To filter a DataFrame by multiple conditions, you can use the & operator for AND conditions and the | operator for OR conditions. Let’s start with a basic example where we want to find individuals who are over 30 years old and live in Paris or Berlin.

filtered_df = df[
    (df["Age"] > 30) & ((df["City"] == "Paris") | (df["City"] == "Berlin"))
]
print(filtered_df)

Output:

   Name  Age   City
1 Anna 34 Paris

Here, we used parenthesis to group conditions properly, ensuring the correct application of logical operations.

Using query() Method

The query() method offers a more readable way to filter DataFrames by multiple conditions. Here’s how you can use it for the same conditions as above:

filtered_df = df.query('(Age > 30) & (City == "Paris" | City == "Berlin")')
print(filtered_df)

Output:

   Name  Age   City
1 Anna 34 Paris

This method is especially useful for complex filtering conditions, making your code more readable.

Advanced Filtering with Custom Functions

For more complex scenarios, you can apply custom functions to filter a DataFrame.

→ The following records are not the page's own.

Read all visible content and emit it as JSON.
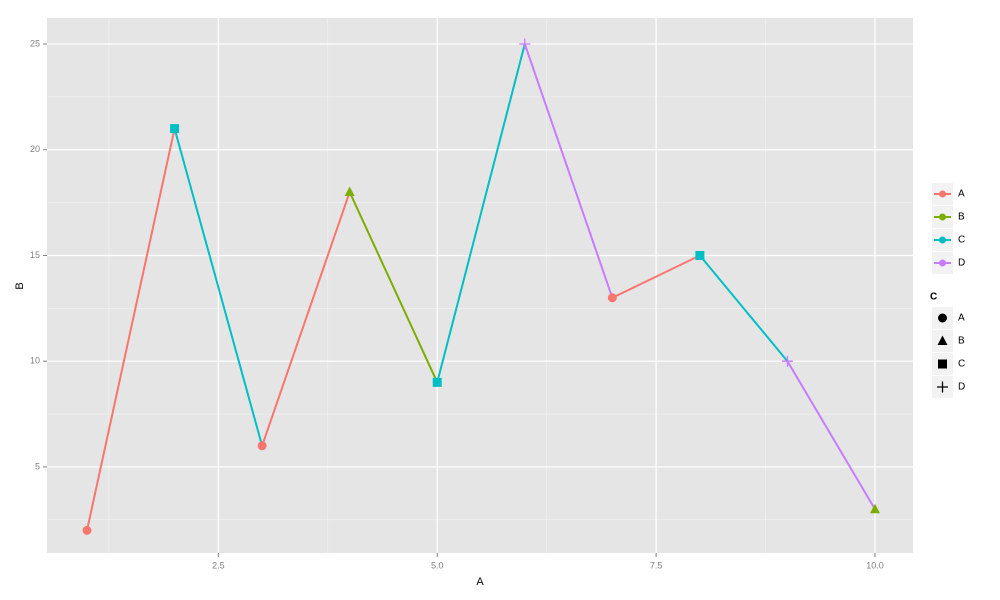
{
  "chart_data": {
    "type": "line",
    "x_label": "A",
    "y_label": "B",
    "x": [
      1,
      2,
      3,
      4,
      5,
      6,
      7,
      8,
      9,
      10
    ],
    "values": [
      2,
      21,
      6,
      18,
      9,
      25,
      13,
      15,
      10,
      3
    ],
    "groups": [
      "A",
      "C",
      "A",
      "B",
      "C",
      "D",
      "A",
      "C",
      "D",
      "B"
    ],
    "xlim": [
      0.543,
      10.434
    ],
    "ylim": [
      0.93,
      26.23
    ],
    "xticks": [
      2.5,
      {
        "value": 5,
        "label": "5.0"
      },
      7.5,
      {
        "value": 10,
        "label": "10.0"
      }
    ],
    "yticks": [
      5,
      10,
      15,
      20,
      25
    ],
    "grid": true,
    "color_legend": {
      "entries": [
        "A",
        "B",
        "C",
        "D"
      ],
      "colors": [
        "#F8766D",
        "#7CAE00",
        "#00BFC4",
        "#C77CFF"
      ]
    },
    "shape_legend": {
      "title": "C",
      "entries": [
        "A",
        "B",
        "C",
        "D"
      ],
      "shapes": [
        "circle",
        "triangle",
        "square",
        "plus"
      ]
    }
  }
}
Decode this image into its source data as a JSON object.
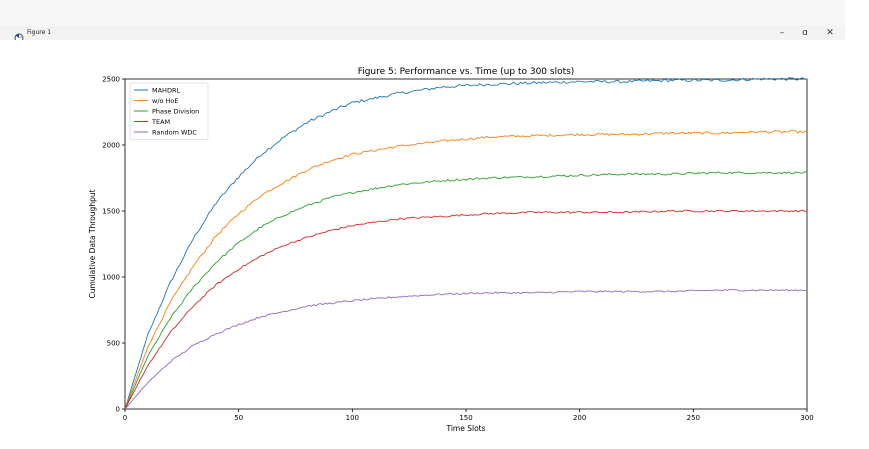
{
  "window": {
    "title": "Figure 1",
    "minimize_glyph": "–",
    "restore_glyph": "ɑ",
    "close_glyph": "✕",
    "app_icon": "matplotlib-figure-icon"
  },
  "chart_data": {
    "type": "line",
    "title": "Figure 5: Performance vs. Time (up to 300 slots)",
    "xlabel": "Time Slots",
    "ylabel": "Cumulative Data Throughput",
    "xlim": [
      0,
      300
    ],
    "ylim": [
      0,
      2500
    ],
    "xticks": [
      0,
      50,
      100,
      150,
      200,
      250,
      300
    ],
    "yticks": [
      0,
      500,
      1000,
      1500,
      2000,
      2500
    ],
    "grid": false,
    "legend_position": "upper-left",
    "x": [
      0,
      10,
      20,
      30,
      40,
      50,
      60,
      70,
      80,
      90,
      100,
      120,
      140,
      160,
      180,
      200,
      220,
      240,
      260,
      280,
      300
    ],
    "series": [
      {
        "name": "MAHDRL",
        "color": "#1f77b4",
        "values": [
          0,
          560,
          960,
          1290,
          1560,
          1760,
          1930,
          2060,
          2170,
          2250,
          2320,
          2390,
          2440,
          2460,
          2470,
          2480,
          2480,
          2490,
          2490,
          2500,
          2500
        ]
      },
      {
        "name": "w/o HoE",
        "color": "#ff7f0e",
        "values": [
          0,
          470,
          810,
          1080,
          1310,
          1480,
          1620,
          1720,
          1810,
          1880,
          1930,
          1990,
          2030,
          2060,
          2070,
          2080,
          2080,
          2090,
          2090,
          2100,
          2100
        ]
      },
      {
        "name": "Phase Division",
        "color": "#2ca02c",
        "values": [
          0,
          400,
          690,
          920,
          1110,
          1260,
          1380,
          1470,
          1540,
          1600,
          1640,
          1700,
          1730,
          1750,
          1760,
          1770,
          1780,
          1780,
          1790,
          1790,
          1790
        ]
      },
      {
        "name": "TEAM",
        "color": "#d62728",
        "values": [
          0,
          330,
          580,
          780,
          940,
          1060,
          1160,
          1240,
          1300,
          1350,
          1390,
          1440,
          1460,
          1480,
          1490,
          1490,
          1490,
          1500,
          1500,
          1500,
          1500
        ]
      },
      {
        "name": "Random WDC",
        "color": "#9467bd",
        "values": [
          0,
          200,
          360,
          480,
          570,
          640,
          700,
          740,
          780,
          800,
          820,
          850,
          870,
          880,
          880,
          890,
          890,
          890,
          900,
          900,
          900
        ]
      }
    ]
  }
}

Suppose we want to find individuals whose name starts with ‘J’ and live in New York or whose age is above 30. We can achieve this by using apply() with a custom function.

def custom_filter(row):
return (row['Name'].startswith('J') & (row['City'] == 'New York')) | (row['Age'] > 30)

filtered_df = df[df.apply(custom_filter, axis=1)]
print(filtered_df)

Output:

   Name  Age      City
0 John 28 New York
1 Anna 34 Paris

This method allows for greater flexibility but can be less performant on large DataFrames.

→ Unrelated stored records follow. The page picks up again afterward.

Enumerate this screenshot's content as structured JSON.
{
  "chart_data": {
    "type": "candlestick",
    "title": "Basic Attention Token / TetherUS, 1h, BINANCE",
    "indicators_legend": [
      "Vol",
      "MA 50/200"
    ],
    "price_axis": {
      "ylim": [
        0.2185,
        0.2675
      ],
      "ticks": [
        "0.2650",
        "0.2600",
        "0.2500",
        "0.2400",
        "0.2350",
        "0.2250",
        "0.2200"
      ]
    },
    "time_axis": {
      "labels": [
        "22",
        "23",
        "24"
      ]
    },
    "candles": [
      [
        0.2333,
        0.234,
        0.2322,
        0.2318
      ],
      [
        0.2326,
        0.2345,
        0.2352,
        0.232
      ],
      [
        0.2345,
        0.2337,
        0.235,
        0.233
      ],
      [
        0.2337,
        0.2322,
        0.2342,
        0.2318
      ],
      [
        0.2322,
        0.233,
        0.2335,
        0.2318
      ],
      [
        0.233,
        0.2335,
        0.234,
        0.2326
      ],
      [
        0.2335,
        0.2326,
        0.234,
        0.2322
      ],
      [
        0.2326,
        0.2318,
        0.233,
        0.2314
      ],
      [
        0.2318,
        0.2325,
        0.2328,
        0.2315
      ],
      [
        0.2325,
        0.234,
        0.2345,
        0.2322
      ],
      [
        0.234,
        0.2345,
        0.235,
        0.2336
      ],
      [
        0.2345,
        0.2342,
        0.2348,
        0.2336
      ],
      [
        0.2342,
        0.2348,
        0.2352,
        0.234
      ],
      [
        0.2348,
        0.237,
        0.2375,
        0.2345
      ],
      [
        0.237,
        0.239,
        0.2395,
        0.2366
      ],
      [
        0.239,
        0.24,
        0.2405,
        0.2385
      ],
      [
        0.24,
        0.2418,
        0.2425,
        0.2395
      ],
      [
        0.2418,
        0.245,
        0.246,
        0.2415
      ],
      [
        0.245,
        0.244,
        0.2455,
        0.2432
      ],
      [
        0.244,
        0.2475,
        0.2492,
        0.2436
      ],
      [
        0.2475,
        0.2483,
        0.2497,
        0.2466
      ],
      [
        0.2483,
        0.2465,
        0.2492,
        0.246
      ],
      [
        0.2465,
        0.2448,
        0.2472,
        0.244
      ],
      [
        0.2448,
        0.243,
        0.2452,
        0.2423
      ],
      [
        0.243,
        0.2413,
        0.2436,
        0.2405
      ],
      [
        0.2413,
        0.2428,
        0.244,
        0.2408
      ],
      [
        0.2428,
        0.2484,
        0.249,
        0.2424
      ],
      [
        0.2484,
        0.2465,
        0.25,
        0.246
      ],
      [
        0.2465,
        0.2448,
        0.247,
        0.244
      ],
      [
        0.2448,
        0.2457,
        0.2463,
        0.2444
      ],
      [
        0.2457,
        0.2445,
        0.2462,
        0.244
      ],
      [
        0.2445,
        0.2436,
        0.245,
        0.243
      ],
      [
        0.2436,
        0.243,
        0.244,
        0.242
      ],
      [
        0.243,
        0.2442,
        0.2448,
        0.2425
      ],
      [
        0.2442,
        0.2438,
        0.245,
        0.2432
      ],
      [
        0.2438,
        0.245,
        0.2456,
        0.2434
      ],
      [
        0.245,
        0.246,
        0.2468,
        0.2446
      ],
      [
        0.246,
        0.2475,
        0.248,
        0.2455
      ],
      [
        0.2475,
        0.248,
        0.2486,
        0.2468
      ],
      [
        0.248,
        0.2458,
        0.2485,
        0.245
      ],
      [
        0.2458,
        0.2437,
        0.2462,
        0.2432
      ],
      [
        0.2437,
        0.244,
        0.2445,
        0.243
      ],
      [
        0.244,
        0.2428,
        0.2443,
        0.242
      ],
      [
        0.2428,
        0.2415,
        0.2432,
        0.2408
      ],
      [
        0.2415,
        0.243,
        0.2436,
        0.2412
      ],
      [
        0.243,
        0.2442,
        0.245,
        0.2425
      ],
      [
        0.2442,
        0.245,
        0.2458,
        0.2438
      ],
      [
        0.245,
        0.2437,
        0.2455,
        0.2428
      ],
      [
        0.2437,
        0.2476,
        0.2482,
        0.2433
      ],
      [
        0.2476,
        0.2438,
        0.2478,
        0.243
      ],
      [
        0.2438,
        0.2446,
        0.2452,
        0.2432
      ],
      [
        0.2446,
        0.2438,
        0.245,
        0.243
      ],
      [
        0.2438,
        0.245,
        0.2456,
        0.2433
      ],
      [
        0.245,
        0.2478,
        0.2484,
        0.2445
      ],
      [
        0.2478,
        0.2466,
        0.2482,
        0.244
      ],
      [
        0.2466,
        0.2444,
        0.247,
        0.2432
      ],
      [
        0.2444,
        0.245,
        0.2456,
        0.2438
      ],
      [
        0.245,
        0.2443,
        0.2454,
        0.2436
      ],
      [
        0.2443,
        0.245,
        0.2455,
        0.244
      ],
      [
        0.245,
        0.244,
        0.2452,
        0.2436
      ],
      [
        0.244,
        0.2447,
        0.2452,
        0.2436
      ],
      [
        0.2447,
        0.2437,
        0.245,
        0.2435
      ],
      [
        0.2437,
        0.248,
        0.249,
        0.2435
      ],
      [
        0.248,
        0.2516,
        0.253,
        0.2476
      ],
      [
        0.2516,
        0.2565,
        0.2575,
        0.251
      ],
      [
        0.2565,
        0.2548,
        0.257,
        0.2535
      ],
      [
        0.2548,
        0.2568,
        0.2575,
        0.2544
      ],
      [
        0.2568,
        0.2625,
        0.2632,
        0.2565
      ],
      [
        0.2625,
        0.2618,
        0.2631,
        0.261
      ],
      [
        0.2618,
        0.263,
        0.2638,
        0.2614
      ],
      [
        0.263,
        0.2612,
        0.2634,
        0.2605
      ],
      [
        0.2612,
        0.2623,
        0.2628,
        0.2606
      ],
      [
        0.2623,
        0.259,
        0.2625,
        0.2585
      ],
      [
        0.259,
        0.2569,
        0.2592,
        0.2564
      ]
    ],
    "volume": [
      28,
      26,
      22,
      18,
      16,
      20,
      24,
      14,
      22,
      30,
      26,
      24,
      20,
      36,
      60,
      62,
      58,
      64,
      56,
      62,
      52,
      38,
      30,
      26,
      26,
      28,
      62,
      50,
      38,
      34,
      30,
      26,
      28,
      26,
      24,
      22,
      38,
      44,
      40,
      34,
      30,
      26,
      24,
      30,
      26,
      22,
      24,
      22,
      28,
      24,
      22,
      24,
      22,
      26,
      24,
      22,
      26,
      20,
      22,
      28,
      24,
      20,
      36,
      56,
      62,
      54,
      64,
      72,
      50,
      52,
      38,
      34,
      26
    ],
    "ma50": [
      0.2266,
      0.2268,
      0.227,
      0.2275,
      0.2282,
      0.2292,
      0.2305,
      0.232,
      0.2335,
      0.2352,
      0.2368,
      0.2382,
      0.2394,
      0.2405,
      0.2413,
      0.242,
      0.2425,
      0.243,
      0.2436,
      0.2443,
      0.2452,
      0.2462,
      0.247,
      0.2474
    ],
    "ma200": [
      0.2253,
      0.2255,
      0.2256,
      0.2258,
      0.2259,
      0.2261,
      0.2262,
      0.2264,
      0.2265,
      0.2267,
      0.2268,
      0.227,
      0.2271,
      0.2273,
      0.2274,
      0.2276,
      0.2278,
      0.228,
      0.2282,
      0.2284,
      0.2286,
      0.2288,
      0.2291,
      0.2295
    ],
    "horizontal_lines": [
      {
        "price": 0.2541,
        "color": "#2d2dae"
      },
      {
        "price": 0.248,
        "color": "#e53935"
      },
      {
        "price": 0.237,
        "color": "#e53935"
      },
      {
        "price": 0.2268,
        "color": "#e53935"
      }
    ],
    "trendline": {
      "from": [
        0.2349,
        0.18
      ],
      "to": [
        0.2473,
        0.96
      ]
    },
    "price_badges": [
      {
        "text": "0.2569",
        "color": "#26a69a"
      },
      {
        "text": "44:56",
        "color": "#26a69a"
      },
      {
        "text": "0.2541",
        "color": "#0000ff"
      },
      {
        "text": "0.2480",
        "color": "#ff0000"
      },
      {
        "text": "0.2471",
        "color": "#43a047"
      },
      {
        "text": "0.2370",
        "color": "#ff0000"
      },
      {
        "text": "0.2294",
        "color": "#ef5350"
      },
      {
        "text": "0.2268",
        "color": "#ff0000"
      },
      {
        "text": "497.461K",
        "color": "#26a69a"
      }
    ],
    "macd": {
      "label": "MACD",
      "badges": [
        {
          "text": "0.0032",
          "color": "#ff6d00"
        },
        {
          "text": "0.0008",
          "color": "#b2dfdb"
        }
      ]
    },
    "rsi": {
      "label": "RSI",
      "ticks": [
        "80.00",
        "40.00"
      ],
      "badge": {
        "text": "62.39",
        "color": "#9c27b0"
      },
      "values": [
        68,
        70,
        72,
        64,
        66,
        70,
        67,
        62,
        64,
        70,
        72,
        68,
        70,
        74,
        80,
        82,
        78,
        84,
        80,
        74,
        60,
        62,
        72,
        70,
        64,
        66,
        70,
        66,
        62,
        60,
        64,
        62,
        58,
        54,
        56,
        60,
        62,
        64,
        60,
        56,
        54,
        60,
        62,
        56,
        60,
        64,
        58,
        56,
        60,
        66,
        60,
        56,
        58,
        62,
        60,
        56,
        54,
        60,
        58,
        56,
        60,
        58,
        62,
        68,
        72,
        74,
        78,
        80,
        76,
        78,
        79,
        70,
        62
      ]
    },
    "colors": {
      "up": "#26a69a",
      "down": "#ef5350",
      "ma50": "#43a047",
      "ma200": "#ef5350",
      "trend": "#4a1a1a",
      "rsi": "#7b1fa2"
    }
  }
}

Filtering with Regular Expressions

In some cases, you might want to filter data based on patterns in text data. Pandas’ str methods combined with regular expressions make this possible. For instance, finding individuals whose name starts with a vowel.

import re
filtered_df = df[df['Name'].str.contains('^[AEIOU]', regex=True)]
print(filtered_df)

Output:

   Name  Age    City
1 Anna 34 Paris

Here, we use a regular expression to match Names that start with an uppercase vowel.

Conclusion

Filtering DataFrames by multiple conditions is a common yet powerful operation in Pandas, enabling fine-grained analysis of data. We’ve explored various methods from simple logical operations to using custom functions and regular expressions for advanced filtering. These techniques form a crucial part of any data analyst’s or scientist’s toolkit, aiding in extracting meaningful insights from large datasets.